Posts Tagged As: Brandon Vogt

“Traditional Marriage” Arguments and Polygamy (or: The slippery slope is on their side of the hill)

Rob Tisinai

February 1st, 2013

Self-described Catholic blogger Brandon Vogt recently published Rebuttals to arguments for same-sex marriageHe tries to disprove 10 common same-sex-marriage arguments, but merely highlights the most common mistakes of his own camp. I’m addressing each of his 10 points in separate posts as a kind of back-t0-basics review of our opposition.

I think the traditional marriage folks have really messed up.

One of their biggest bugaboos is that same-sex marriage creates a slippery slope to polygamy. In fact, though, their own rationale for “traditional marriage” makes a strong case for plural marriage. And the “unintended procreation” argument they’ve just offered the Supreme Court? It only compounds the problem.

Let’s start with Vogt’s rebuttal of “our” argument.

5. Same-sex marriage will not lead to other redefinitions.

When marriage revolves around procreation, it makes sense to restrict it to one man and one woman. That’s the only relationship capable of producing children. But if we redefine marriage as simply a loving, romantic union between committed adults, what principled reason would we have for rejecting polygamist or polyamorous — that is, multiple-person — relationships as marriages? Thomas Peters, cultural director at the National Organization for Marriage, doesn’t see one. “Once you sever the institution of marriage from its biological roots, there is little reason to cease redefining it to suit the demands of various interest groups,” Peters said.

This is crazy. It’s not just nonsense. It’s one of those cases where making your argument more clear just makes it more absurd.

Let’s imagine an outsider listening to this, someone with no preconceived notions about polygamy. He hears this talk about marriage’s biological roots, that its purpose is to keep a child’s biological parents together. He learns that some men have children with two different women. And that some women have children with two different men. What would this impartial, logical stranger conclude?

He’d conclude that the man should be married to both women. The woman should be married to both men.

Yes.

And consider this: whenever our opponents pretend to give us “science” about the dangers of same-sex parenting, they’re always citing studies about children from broken hetero homes, children whose biological parents don’t live together.

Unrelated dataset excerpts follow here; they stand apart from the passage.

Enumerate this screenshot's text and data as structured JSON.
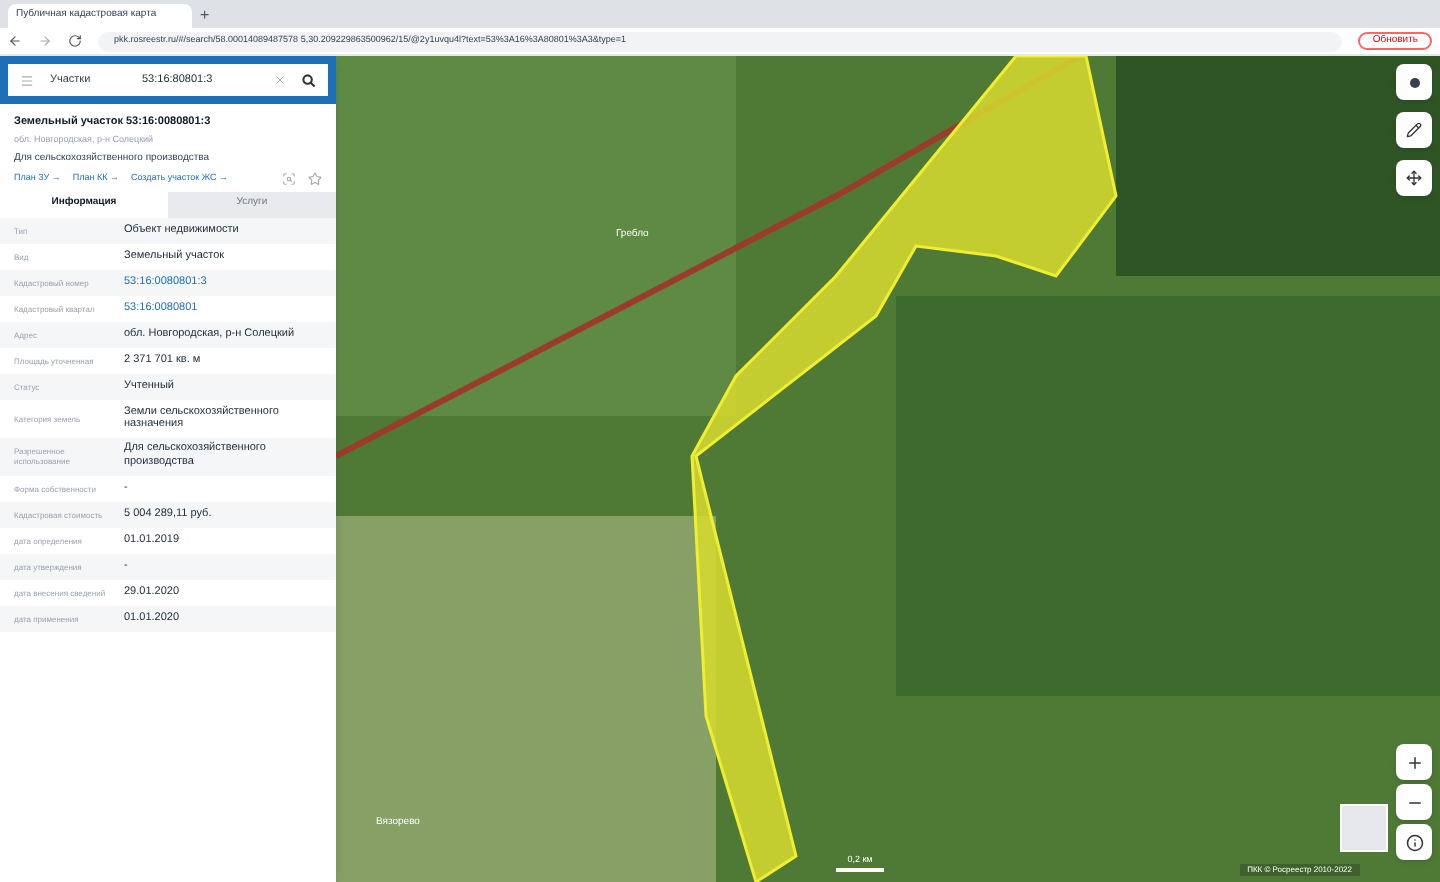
{
  "browser": {
    "tab_title": "Публичная кадастровая карта",
    "new_tab": "+",
    "url": "pkk.rosreestr.ru/#/search/58.00014089487578 5,30.209229863500962/15/@2y1uvqu4l?text=53%3A16%3A80801%3A3&type=1",
    "update_button": "Обновить"
  },
  "search": {
    "category": "Участки",
    "value": "53:16:80801:3"
  },
  "object": {
    "title": "Земельный участок 53:16:0080801:3",
    "subtitle": "обл. Новгородская, р-н Солецкий",
    "purpose": "Для сельскохозяйственного производства",
    "links": [
      "План ЗУ →",
      "План КК →",
      "Создать участок ЖС →"
    ]
  },
  "tabs": [
    {
      "label": "Информация",
      "selected": true
    },
    {
      "label": "Услуги",
      "selected": false
    }
  ],
  "rows": [
    {
      "label": "Тип",
      "value": "Объект недвижимости",
      "kind": "text"
    },
    {
      "label": "Вид",
      "value": "Земельный участок",
      "kind": "text"
    },
    {
      "label": "Кадастровый номер",
      "value": "53:16:0080801:3",
      "kind": "link"
    },
    {
      "label": "Кадастровый квартал",
      "value": "53:16:0080801",
      "kind": "link"
    },
    {
      "label": "Адрес",
      "value": "обл. Новгородская, р-н Солецкий",
      "kind": "text"
    },
    {
      "label": "Площадь уточненная",
      "value": "2 371 701 кв. м",
      "kind": "text"
    },
    {
      "label": "Статус",
      "value": "Учтенный",
      "kind": "text"
    },
    {
      "label": "Категория земель",
      "value": "Земли сельскохозяйственного назначения",
      "kind": "text"
    },
    {
      "label": "Разрешенное использование",
      "value": "Для сельскохозяйственного производства",
      "kind": "text"
    },
    {
      "label": "Форма собственности",
      "value": "-",
      "kind": "text"
    },
    {
      "label": "Кадастровая стоимость",
      "value": "5 004 289,11 руб.",
      "kind": "text"
    },
    {
      "label": "дата определения",
      "value": "01.01.2019",
      "kind": "text"
    },
    {
      "label": "дата утверждения",
      "value": "-",
      "kind": "text"
    },
    {
      "label": "дата внесения сведений",
      "value": "29.01.2020",
      "kind": "text"
    },
    {
      "label": "дата применения",
      "value": "01.01.2020",
      "kind": "text"
    }
  ],
  "map": {
    "places": [
      "Гребло",
      "Вязорево"
    ],
    "scale": "0,2 км",
    "attribution": "ПКК © Росреестр 2010-2022"
  }
}
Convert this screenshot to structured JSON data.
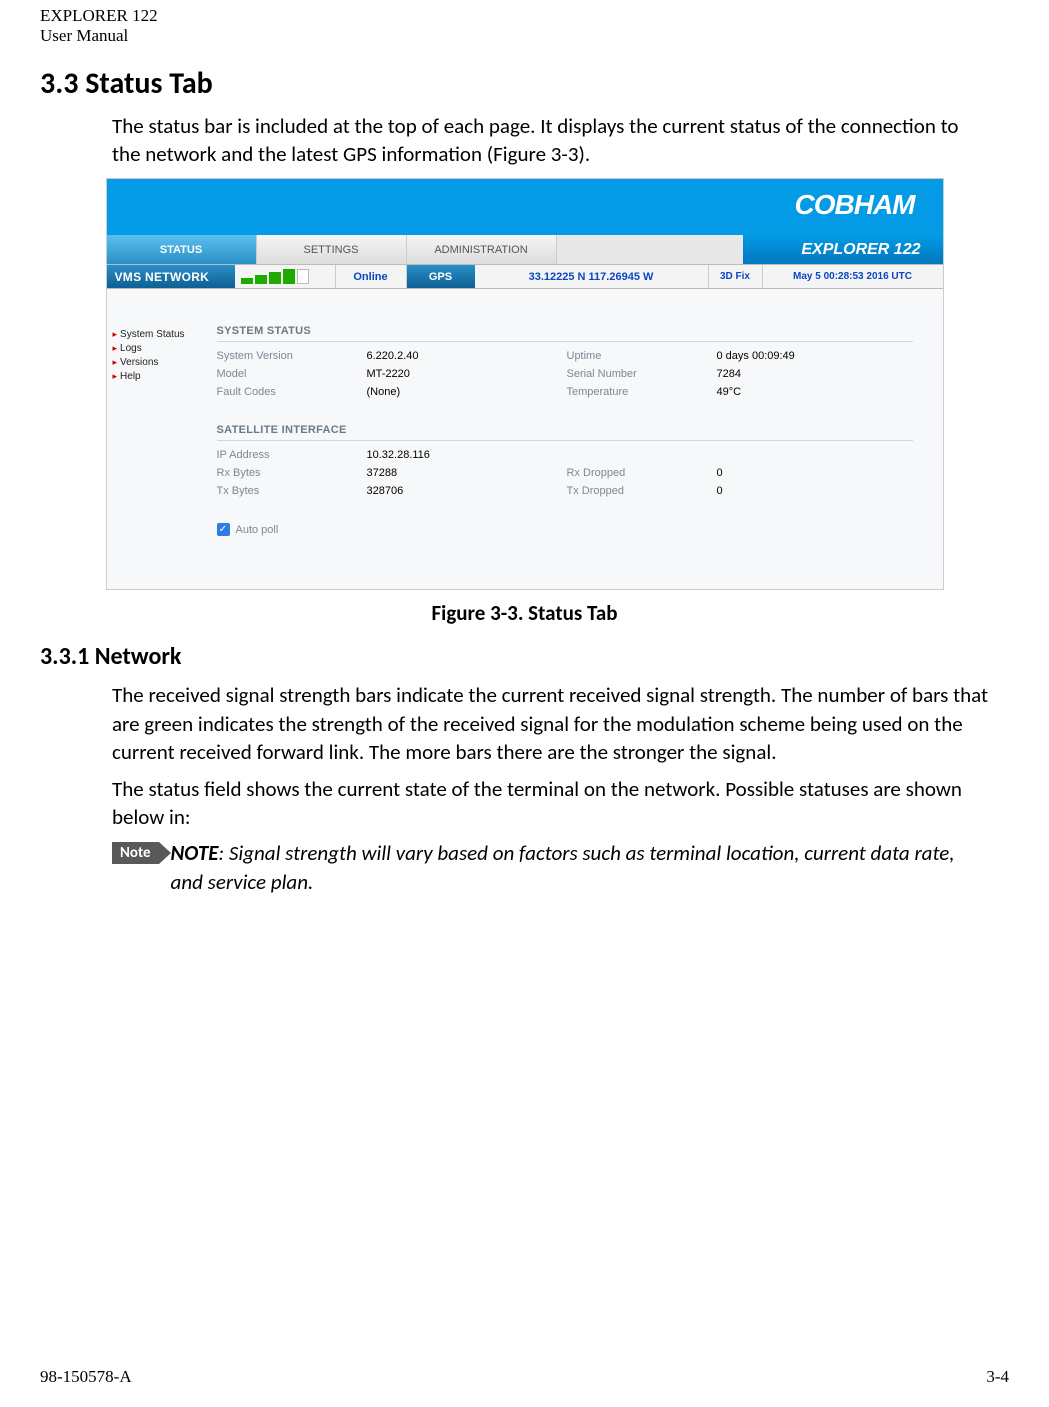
{
  "doc": {
    "header_line1": "EXPLORER 122",
    "header_line2": "User Manual",
    "footer_left": "98-150578-A",
    "footer_right": "3-4"
  },
  "section": {
    "h2": "3.3  Status Tab",
    "p1": "The status bar is included at the top of each page. It displays the current status of the connection to the network and the latest GPS information (Figure 3-3).",
    "fig_caption": "Figure 3-3. Status Tab",
    "h3": "3.3.1 Network",
    "p2": "The received signal strength bars indicate the current received signal strength. The number of bars that are green indicates the strength of the received signal for the modulation scheme being used on the current received forward link.  The more bars there are the stronger the signal.",
    "p3": "The status field shows the current state of the terminal on the network. Possible statuses are shown below in:",
    "note_label": "Note",
    "note_bold": "NOTE",
    "note_rest": ": Signal strength will vary based on factors such as terminal location, current data rate, and service plan."
  },
  "screenshot": {
    "brand": "COBHAM",
    "product": "EXPLORER 122",
    "tabs": {
      "status": "STATUS",
      "settings": "SETTINGS",
      "admin": "ADMINISTRATION"
    },
    "statusbar": {
      "network_label": "VMS NETWORK",
      "online": "Online",
      "gps_label": "GPS",
      "coords": "33.12225 N 117.26945 W",
      "fix": "3D Fix",
      "timestamp": "May 5 00:28:53 2016 UTC"
    },
    "sidenav": {
      "item1": "System Status",
      "item2": "Logs",
      "item3": "Versions",
      "item4": "Help"
    },
    "system_status": {
      "title": "SYSTEM STATUS",
      "k_version": "System Version",
      "v_version": "6.220.2.40",
      "k_uptime": "Uptime",
      "v_uptime": "0 days 00:09:49",
      "k_model": "Model",
      "v_model": "MT-2220",
      "k_serial": "Serial Number",
      "v_serial": "7284",
      "k_fault": "Fault Codes",
      "v_fault": "(None)",
      "k_temp": "Temperature",
      "v_temp": "49°C"
    },
    "sat_if": {
      "title": "SATELLITE INTERFACE",
      "k_ip": "IP Address",
      "v_ip": "10.32.28.116",
      "k_rx": "Rx Bytes",
      "v_rx": "37288",
      "k_rxd": "Rx Dropped",
      "v_rxd": "0",
      "k_tx": "Tx Bytes",
      "v_tx": "328706",
      "k_txd": "Tx Dropped",
      "v_txd": "0"
    },
    "autopoll": "Auto poll"
  }
}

So if you  argue that all children should have married biological parents, then you require polygamous marriage.

But let’s be fair. Try to imagine our opponents’ response. They’d argue these case are unfortunate. They go against the world as it should be. They are unintended exceptions. And we don’t build the law around exceptions.

The problem is that our opponents are building their Supreme Court case on exactly the opposite idea. See, they’re desperate to distinguish opposite-sex relationships from same-sexers. But it’s harder now that more same-sexers are having and raising children. So they’ve been forced to focus on another distinction: the fact that only opposite-sex couples can have kids by accident. From their brief to the Supreme Court:

Underscoring the state’s interest in marriage is the undisputed truth that children suffer when procreation and childrearing take place outside stable family units, which is the usual result, unfortunately, of unintended pregnancies outside of marriage… Indeed, a recent study estimates that divorce and unwed childbearing “costs U.S. taxpayers at least $112 billion each and every year, or more than $1 trillion each decade.”… Because same-sex relationships cannot naturally produce offspring, they do not implicate the State’s interest in responsible procreation and childrearing in the same way that opposite-sex relationships do. Same-sex relationships “are thus different, immutably so, in relevant respects” from opposite-sex relationships for purposes of marriage.”

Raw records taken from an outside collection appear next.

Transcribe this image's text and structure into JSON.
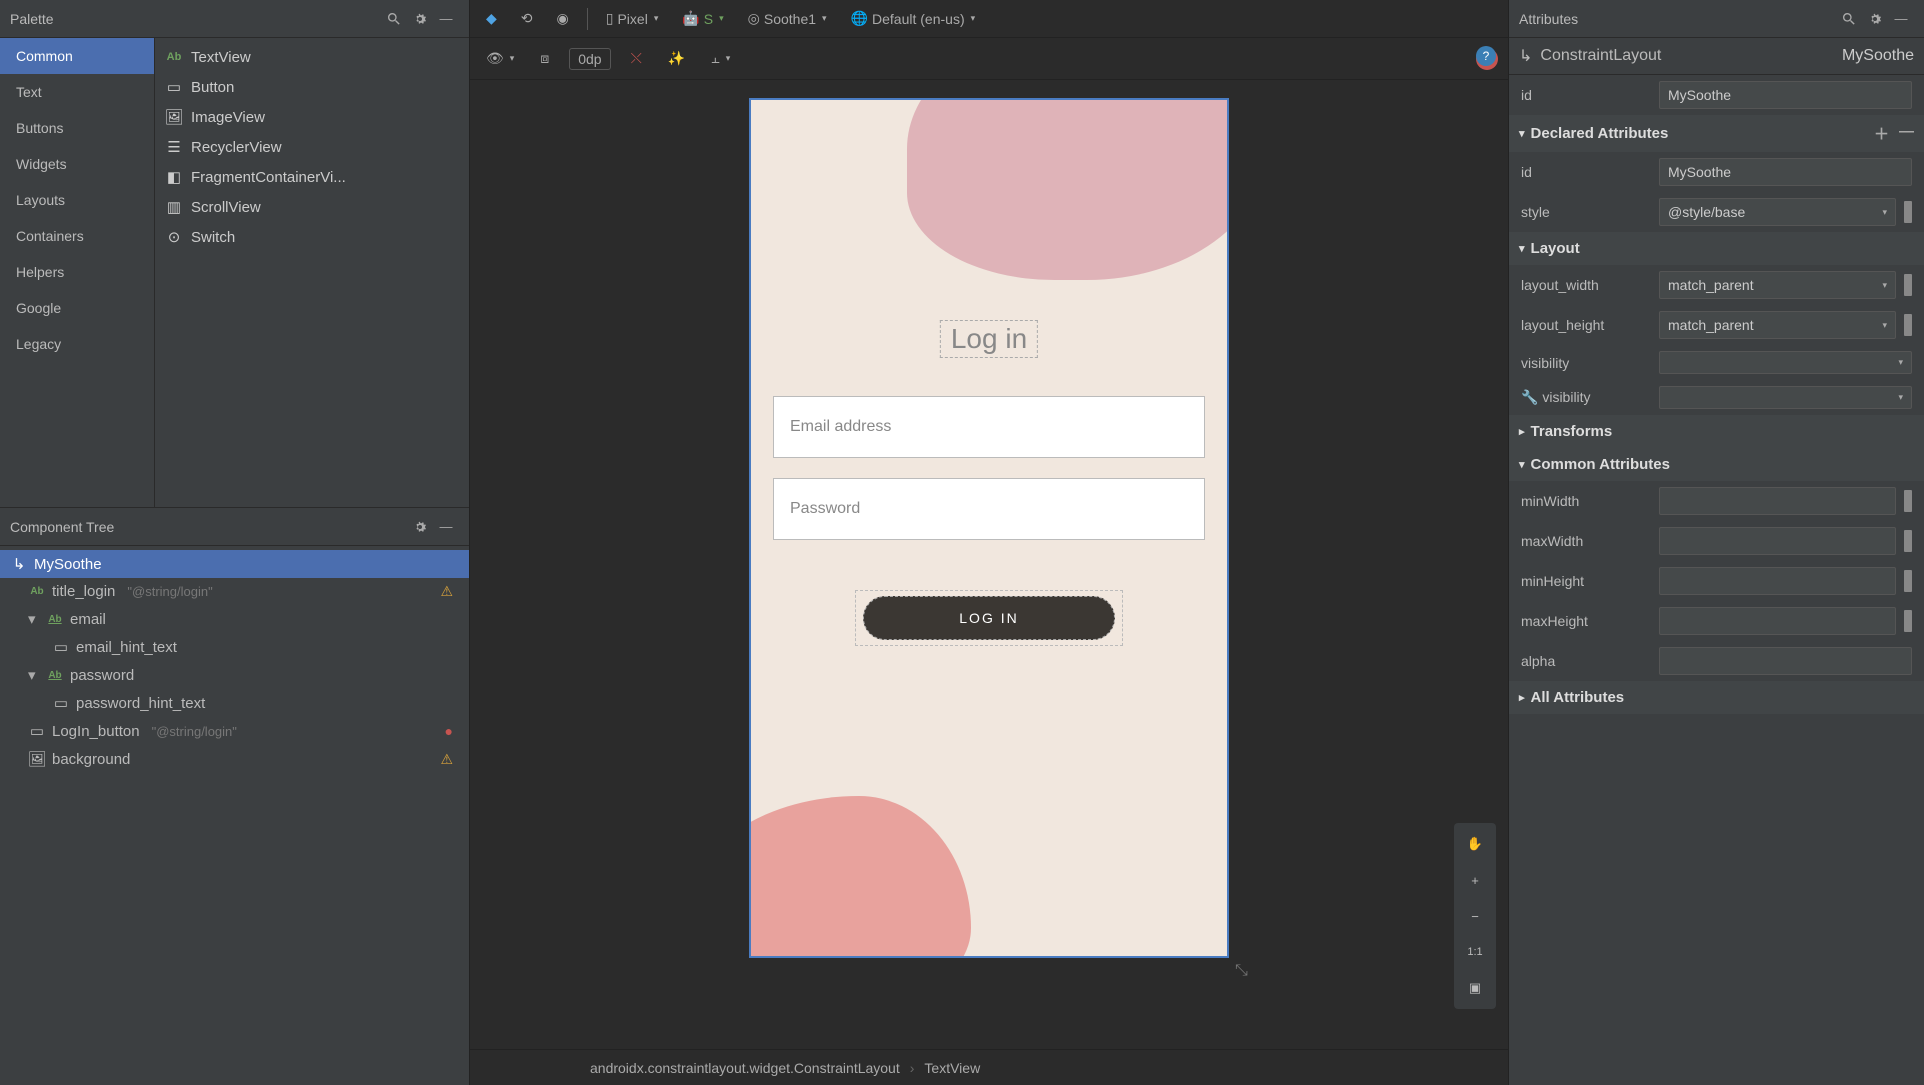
{
  "palette": {
    "title": "Palette",
    "categories": [
      "Common",
      "Text",
      "Buttons",
      "Widgets",
      "Layouts",
      "Containers",
      "Helpers",
      "Google",
      "Legacy"
    ],
    "selected_category": 0,
    "items": [
      {
        "icon": "Ab",
        "label": "TextView"
      },
      {
        "icon": "btn",
        "label": "Button"
      },
      {
        "icon": "img",
        "label": "ImageView"
      },
      {
        "icon": "list",
        "label": "RecyclerView"
      },
      {
        "icon": "frag",
        "label": "FragmentContainerVi..."
      },
      {
        "icon": "scroll",
        "label": "ScrollView"
      },
      {
        "icon": "switch",
        "label": "Switch"
      }
    ]
  },
  "component_tree": {
    "title": "Component Tree",
    "nodes": [
      {
        "depth": 0,
        "icon": "layout",
        "label": "MySoothe",
        "selected": true
      },
      {
        "depth": 1,
        "icon": "Ab",
        "label": "title_login",
        "extra": "\"@string/login\"",
        "status": "warn"
      },
      {
        "depth": 1,
        "icon": "Ab",
        "label": "email",
        "chev": "v"
      },
      {
        "depth": 2,
        "icon": "box",
        "label": "email_hint_text"
      },
      {
        "depth": 1,
        "icon": "Ab",
        "label": "password",
        "chev": "v"
      },
      {
        "depth": 2,
        "icon": "box",
        "label": "password_hint_text"
      },
      {
        "depth": 1,
        "icon": "box",
        "label": "LogIn_button",
        "extra": "\"@string/login\"",
        "status": "err"
      },
      {
        "depth": 1,
        "icon": "img",
        "label": "background",
        "status": "warn"
      }
    ]
  },
  "toolbar": {
    "device": "Pixel",
    "api": "S",
    "theme": "Soothe1",
    "locale": "Default (en-us)",
    "dp": "0dp"
  },
  "preview": {
    "title": "Log in",
    "email_hint": "Email address",
    "password_hint": "Password",
    "button": "LOG IN"
  },
  "breadcrumb": {
    "a": "androidx.constraintlayout.widget.ConstraintLayout",
    "b": "TextView"
  },
  "attributes": {
    "title": "Attributes",
    "class": "ConstraintLayout",
    "name": "MySoothe",
    "id_label": "id",
    "id_value": "MySoothe",
    "declared": {
      "title": "Declared Attributes",
      "rows": [
        {
          "k": "id",
          "v": "MySoothe"
        },
        {
          "k": "style",
          "v": "@style/base",
          "dropdown": true
        }
      ]
    },
    "layout": {
      "title": "Layout",
      "rows": [
        {
          "k": "layout_width",
          "v": "match_parent",
          "dropdown": true
        },
        {
          "k": "layout_height",
          "v": "match_parent",
          "dropdown": true
        },
        {
          "k": "visibility",
          "v": "",
          "dropdown": true
        },
        {
          "k": "visibility",
          "v": "",
          "dropdown": true,
          "tools": true
        }
      ]
    },
    "transforms": {
      "title": "Transforms"
    },
    "common": {
      "title": "Common Attributes",
      "rows": [
        {
          "k": "minWidth",
          "v": ""
        },
        {
          "k": "maxWidth",
          "v": ""
        },
        {
          "k": "minHeight",
          "v": ""
        },
        {
          "k": "maxHeight",
          "v": ""
        },
        {
          "k": "alpha",
          "v": ""
        }
      ]
    },
    "all": {
      "title": "All Attributes"
    }
  },
  "floating": {
    "pan": "✋",
    "zoom_in": "+",
    "zoom_out": "−",
    "one_to_one": "1:1",
    "fit": "▣"
  }
}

I’m not a lawyer, so I won’t analyze the legal merits of this argument. I’ll simply point out that it’s an argument for polygamous marriage, for getting all those biological parents under the same roof, not shacking up, but group married. If a man can have “unintended pregnancies outside of marriage” with multiple women (and he can), then the state has an interest in promoting his marriage to multiple women — according to this reasoning.

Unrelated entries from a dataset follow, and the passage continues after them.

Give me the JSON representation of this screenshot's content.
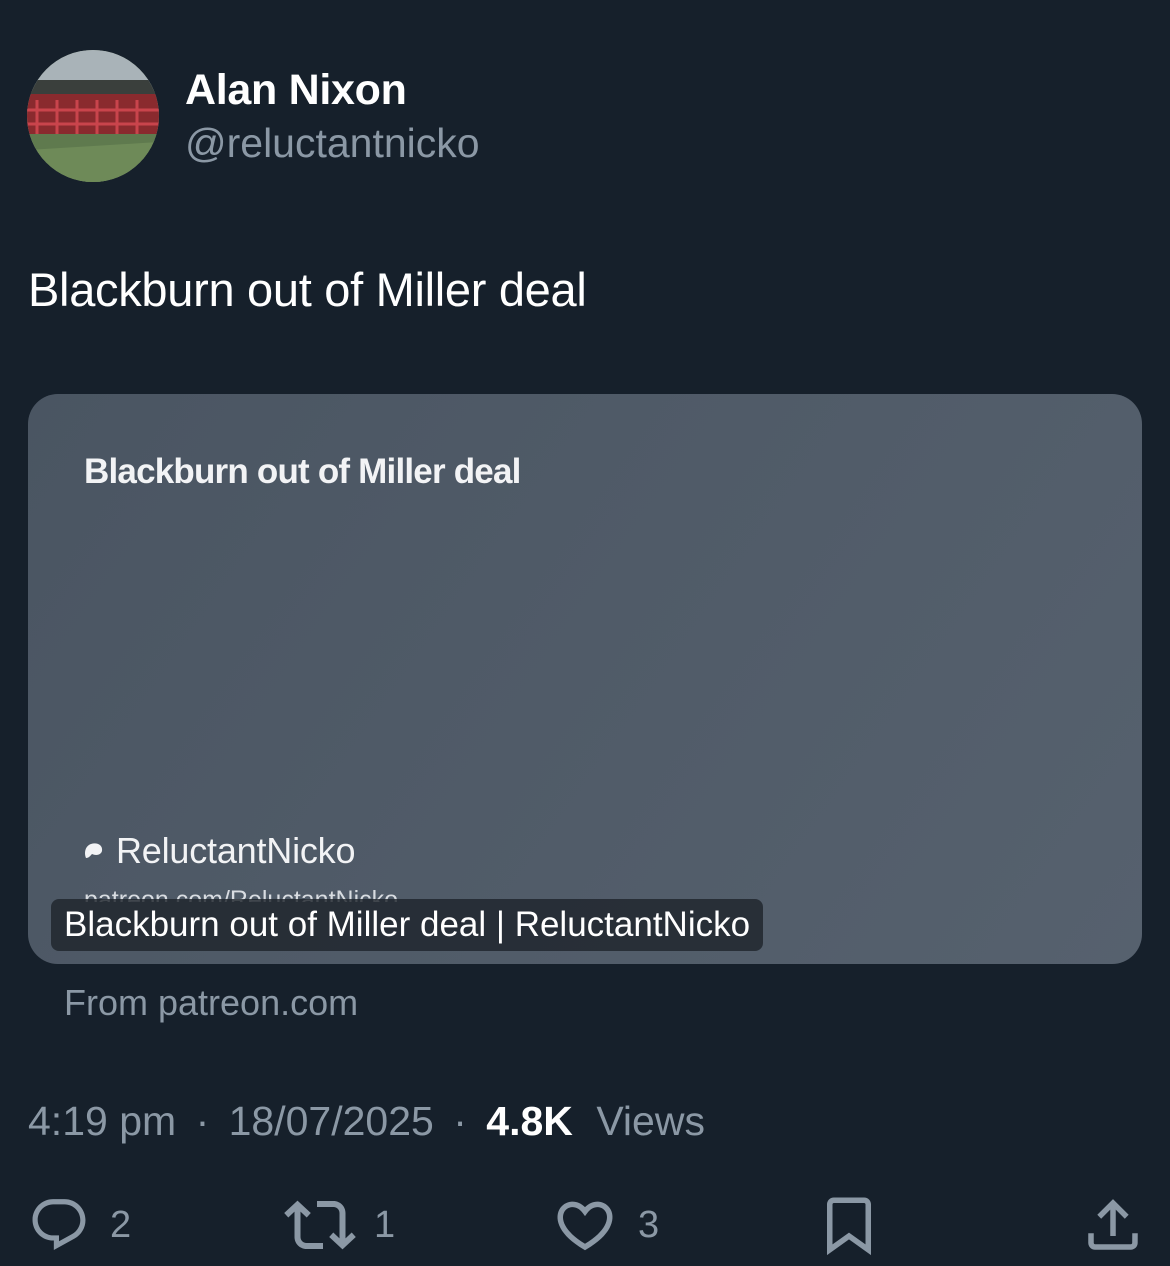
{
  "author": {
    "name": "Alan Nixon",
    "handle": "@reluctantnicko",
    "avatar_icon": "stadium-avatar"
  },
  "tweet": {
    "text": "Blackburn out of Miller deal"
  },
  "link_card": {
    "headline": "Blackburn out of Miller deal",
    "creator_icon": "patreon-icon",
    "creator_name": "ReluctantNicko",
    "creator_url": "patreon.com/ReluctantNicko",
    "overlay_title": "Blackburn out of Miller deal | ReluctantNicko",
    "source": "From patreon.com"
  },
  "meta": {
    "time": "4:19 pm",
    "separator": "·",
    "date": "18/07/2025",
    "views_count": "4.8K",
    "views_label": "Views"
  },
  "actions": {
    "reply": {
      "icon": "reply-icon",
      "count": "2"
    },
    "retweet": {
      "icon": "retweet-icon",
      "count": "1"
    },
    "like": {
      "icon": "heart-icon",
      "count": "3"
    },
    "bookmark": {
      "icon": "bookmark-icon"
    },
    "share": {
      "icon": "share-icon"
    }
  },
  "colors": {
    "background": "#16202b",
    "text_primary": "#ffffff",
    "text_secondary": "#8b98a5",
    "card_background": "#4f5a67"
  }
}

This isn’t a problem for those of us who recognize that marriage is more than a government breeding program, that it’s about having a partner you can depend on, who is committed to you above everyone else — who is the first to lift you up when you fall,  to warm you when you are cold, forsaking all others, as long as you live. We don’t have worry about the slippery slope to polygamy. The Marital Biologists do.

This changes the debate. Our opponents chose the arguments they chose. From now on, when they bring up the danger of polygamy, we can turn that burden around and place it on their shoulders. If our opponents are sincere, they can argue against same-sex marriage, or against polygamy, but not against both.

Monday: Vogt contorts himself explaining the difference between infertile opposite-sex and same-sex couples.

Note: I’d love to claim credit for the phrase “government breeding program, but I stole it from a recent commenter and am using it with his permission.